I suspect that rational governments are probably going to require No AI clauses in their tenders, but that we will also get hundreds of high profile "Whoops we used AI in this contract when we shouldn't" scandals that come to nothing.
I think this is an important point. Software engineers always had the right instincts on how to approach AI for coding -- cautiously. Execs got too coked up on LinkedIn puff pieces from nobodies and adver-prophesizing CEOs selling their tokens and chips that they forced something unnatural upon their orgs.
Now what we see in the software dev space is incredible levels of malicious compliance ("you want slop, I'll give you slop").
This has not been my experience with my fellow engineers IRL on average, but I do feel like there is a significant contingent of us who are ready and raring to yield engineering in its entirety to the LLMs.
Also, I suspect that a lot of HN comments that generally state that AI has been useful for their work are actually not referring to programming work, but it's very easy to default interpret it that way. For example, I just recently saw a comment stating how AI can do 90% of their senior-level job, and when I looked into the guy's profile, he was actually a designer, which makes sense. But on first read I assumed the comment was referring to writing code.
Some teams are incredibly inefficient. And in the end the AI is perfectly capable of creating the textbox.
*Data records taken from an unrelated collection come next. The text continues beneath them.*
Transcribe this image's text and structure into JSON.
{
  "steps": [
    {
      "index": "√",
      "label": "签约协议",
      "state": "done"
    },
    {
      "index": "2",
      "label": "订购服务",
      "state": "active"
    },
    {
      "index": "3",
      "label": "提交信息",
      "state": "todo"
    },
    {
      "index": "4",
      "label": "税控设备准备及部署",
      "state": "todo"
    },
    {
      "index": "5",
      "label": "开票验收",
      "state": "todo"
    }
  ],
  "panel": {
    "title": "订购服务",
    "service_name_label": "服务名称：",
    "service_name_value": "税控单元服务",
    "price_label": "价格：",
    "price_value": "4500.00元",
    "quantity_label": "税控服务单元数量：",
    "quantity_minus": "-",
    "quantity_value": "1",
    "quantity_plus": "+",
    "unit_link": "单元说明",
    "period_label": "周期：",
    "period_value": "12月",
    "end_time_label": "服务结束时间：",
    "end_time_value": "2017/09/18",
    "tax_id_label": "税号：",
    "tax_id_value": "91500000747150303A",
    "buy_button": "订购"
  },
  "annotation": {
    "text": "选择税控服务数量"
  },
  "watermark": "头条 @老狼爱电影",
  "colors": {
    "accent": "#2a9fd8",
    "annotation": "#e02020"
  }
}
In all seriousness, though, I'm indeed curious about Anthropic's engineering practice, particular how they can achieve such level of autonomy.
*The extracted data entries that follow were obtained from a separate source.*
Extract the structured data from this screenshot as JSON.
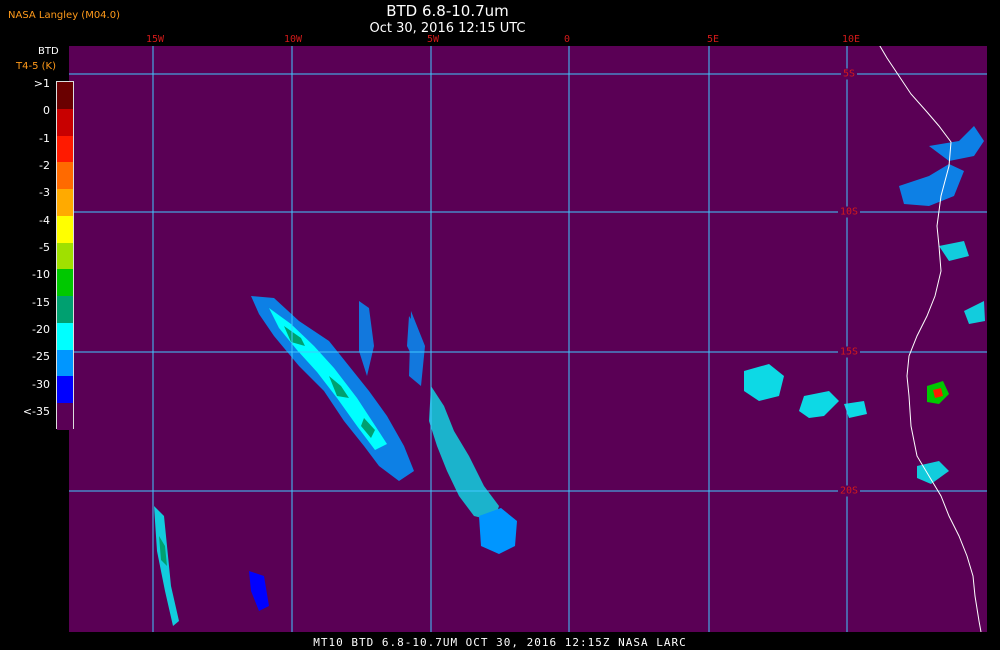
{
  "header": {
    "agency": "NASA Langley (M04.0)",
    "title": "BTD 6.8-10.7um",
    "subtitle": "Oct 30, 2016 12:15 UTC"
  },
  "legend": {
    "label_line1": "BTD",
    "label_line2": "T4-5 (K)",
    "entries": [
      {
        "label": ">1",
        "color": "#6a0000"
      },
      {
        "label": "0",
        "color": "#c80000"
      },
      {
        "label": "-1",
        "color": "#ff1a00"
      },
      {
        "label": "-2",
        "color": "#ff6a00"
      },
      {
        "label": "-3",
        "color": "#ffaa00"
      },
      {
        "label": "-4",
        "color": "#ffff00"
      },
      {
        "label": "-5",
        "color": "#a0e000"
      },
      {
        "label": "-10",
        "color": "#00c800"
      },
      {
        "label": "-15",
        "color": "#00a070"
      },
      {
        "label": "-20",
        "color": "#00ffff"
      },
      {
        "label": "-25",
        "color": "#0096ff"
      },
      {
        "label": "-30",
        "color": "#0000ff"
      },
      {
        "label": "<-35",
        "color": "#5a0055"
      }
    ]
  },
  "map": {
    "background_color": "#5a0055",
    "grid_color": "#40c8ff",
    "coast_color": "#ffffff",
    "lon_labels": [
      "15W",
      "10W",
      "5W",
      "0",
      "5E",
      "10E"
    ],
    "lat_labels": [
      "5S",
      "10S",
      "15S",
      "20S"
    ]
  },
  "footer": {
    "text": "MT10   BTD 6.8-10.7UM    OCT 30, 2016 12:15Z    NASA LARC"
  }
}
Anthropic's speed of development is about 20% AI and 80% technical debt. We all could be faster if we stopped trying to build things right.
Once Anthropic floats, I predict a screeching halt in feature development to fix all the technical debt that they're accumulating.
Chalk up yet another echo of the 1920s Gilded Age? Between all these economic spasms and the simultaneous tilting towards fascism, I think there is way too much historical rhyming going on right now...
> perfect formatting and at least superficial plausibility
Basically, a library full of books that have nice covers is going to take time to see that all those books are just filled with ipsum lorem. Before, they coudln't stand up a fake library.
The issue comes down to time and effort.
Worse if it’s a mixture of good content and ipsum lorem.